# Copying numbers from old Garmin GPS to new Raymarine unit



## paxton (Jan 30, 2012)

*Transferring numbers from old Garmin GPS to new Raymarine unit*

Can someone point me in the right direction here? 
I have an old Garmin 172C that I would like to transfer the 400 plus numbers from and put into my new Raymarine Dragonfly GPS/Fishfinder.

Anyone here in the Pensacola / Milton area do this? I know there may / will be a fee, am willing to pay for it.

The Garmin has a BlueChart "read only" data card and the Raymarine has the new Navionics "US Silver" SD/microSD card. 

Thanks in advance for your help

Regards


----------



## Kenton (Nov 16, 2007)

Paxton, you are not allowing PM's right now. But i just did the same thing not too long ago. It's a bit of a process but i would be happy to help get you all set up. No fee. Just happy to help a PFF'er.
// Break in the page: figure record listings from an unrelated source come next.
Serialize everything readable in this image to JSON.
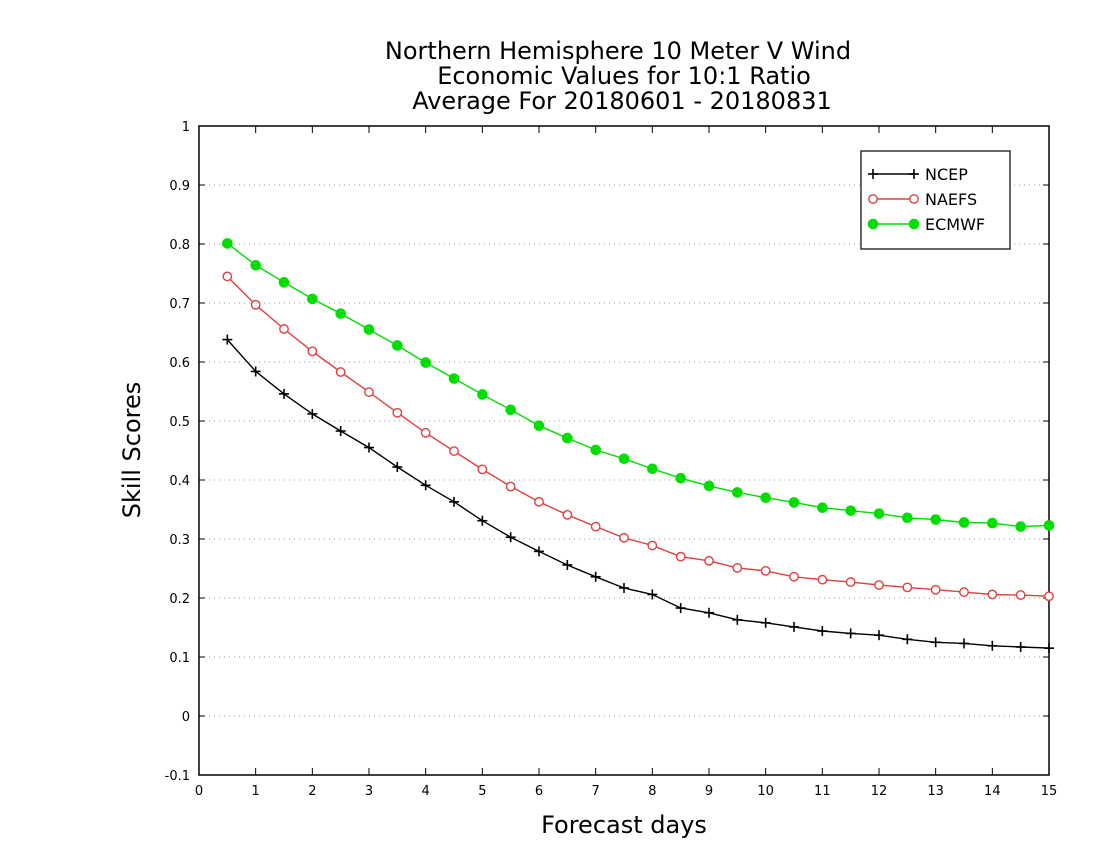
{
  "chart_data": {
    "type": "line",
    "title_lines": [
      "Northern Hemisphere 10 Meter V Wind",
      "Economic Values for 10:1 Ratio",
      "Average For 20180601 - 20180831"
    ],
    "xlabel": "Forecast days",
    "ylabel": "Skill Scores",
    "xlim": [
      0,
      15
    ],
    "ylim": [
      -0.1,
      1
    ],
    "x_ticks": [
      0,
      1,
      2,
      3,
      4,
      5,
      6,
      7,
      8,
      9,
      10,
      11,
      12,
      13,
      14,
      15
    ],
    "y_ticks": [
      -0.1,
      0,
      0.1,
      0.2,
      0.3,
      0.4,
      0.5,
      0.6,
      0.7,
      0.8,
      0.9,
      1
    ],
    "y_tick_labels": [
      "-0.1",
      "0",
      "0.1",
      "0.2",
      "0.3",
      "0.4",
      "0.5",
      "0.6",
      "0.7",
      "0.8",
      "0.9",
      "1"
    ],
    "grid": "horizontal dotted",
    "legend_position": "top-right",
    "x": [
      0.5,
      1,
      1.5,
      2,
      2.5,
      3,
      3.5,
      4,
      4.5,
      5,
      5.5,
      6,
      6.5,
      7,
      7.5,
      8,
      8.5,
      9,
      9.5,
      10,
      10.5,
      11,
      11.5,
      12,
      12.5,
      13,
      13.5,
      14,
      14.5,
      15
    ],
    "series": [
      {
        "name": "NCEP",
        "color": "#000000",
        "marker": "plus",
        "values": [
          0.638,
          0.584,
          0.546,
          0.512,
          0.483,
          0.455,
          0.422,
          0.391,
          0.363,
          0.331,
          0.303,
          0.279,
          0.256,
          0.236,
          0.217,
          0.206,
          0.183,
          0.175,
          0.163,
          0.158,
          0.151,
          0.144,
          0.14,
          0.137,
          0.13,
          0.125,
          0.123,
          0.119,
          0.117,
          0.115
        ]
      },
      {
        "name": "NAEFS",
        "color": "#e04040",
        "marker": "open-circle",
        "values": [
          0.745,
          0.697,
          0.656,
          0.618,
          0.583,
          0.549,
          0.514,
          0.48,
          0.449,
          0.418,
          0.389,
          0.363,
          0.341,
          0.321,
          0.302,
          0.289,
          0.27,
          0.263,
          0.251,
          0.246,
          0.236,
          0.231,
          0.227,
          0.222,
          0.218,
          0.214,
          0.21,
          0.206,
          0.205,
          0.203
        ]
      },
      {
        "name": "ECMWF",
        "color": "#00dd00",
        "marker": "filled-circle",
        "values": [
          0.801,
          0.764,
          0.735,
          0.707,
          0.682,
          0.655,
          0.628,
          0.599,
          0.572,
          0.545,
          0.519,
          0.492,
          0.471,
          0.451,
          0.436,
          0.419,
          0.403,
          0.39,
          0.379,
          0.37,
          0.362,
          0.353,
          0.348,
          0.343,
          0.336,
          0.333,
          0.328,
          0.327,
          0.321,
          0.323
        ]
      }
    ]
  }
}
Call me at 850-293-1438


----------



## redlegs (Oct 1, 2007)

paxton said:


> Can someone point me in the right direction here?
> I have an old Garmin 172C that I would like to transfer the 400 plus numbers from and put into my new Raymarine Dragonfly GPS/Fishfinder.
> 
> Anyone here in the Pensacola / Milton area do this? I know there may / will be a fee, am willing to pay for it.
> ...


Sounds very "doable". Store GPS coords fron Garmin to a BLANK sd card, import into pc using babel or mapsource, write to a BLANK microSD in FSH format, import into Raymarine unit..


----------



## paxton (Jan 30, 2012)

The Garmin card is not the G2 version. It is obsolete as of 2011. One end of the card has a 20 pin connector that apparently fits onto a plug located inside of the machine. Hope this clarifies my situation.

Thx for the replies


----------



## Kenton (Nov 16, 2007)

That card should only be for your maps. Not your waypoints.


----------



## redlegs (Oct 1, 2007)

You would need a Garmin USB Data Card programmer, a blank data card, and Mapsource to do this since the Garmin 172C uses Garmin's proprietary data cards. Your research to date probably already has discovered this.


----------



## Odesign1 (Jun 4, 2011)

Try Jerry at Georges Marine Electronics, he has transferred #s for me in the past, He is reasonably priced.


----------



## paxton (Jan 30, 2012)

Odesign1 said:


> Try Jerry at Georges Marine Electronics, he has transferred #s for me in the past, He is reasonably priced.


 
Took your advice................1 day later it was done. :thumbup:

Thx :thumbsup:


----------



## Odesign1 (Jun 4, 2011)

That is great, they are realky good guys.


----------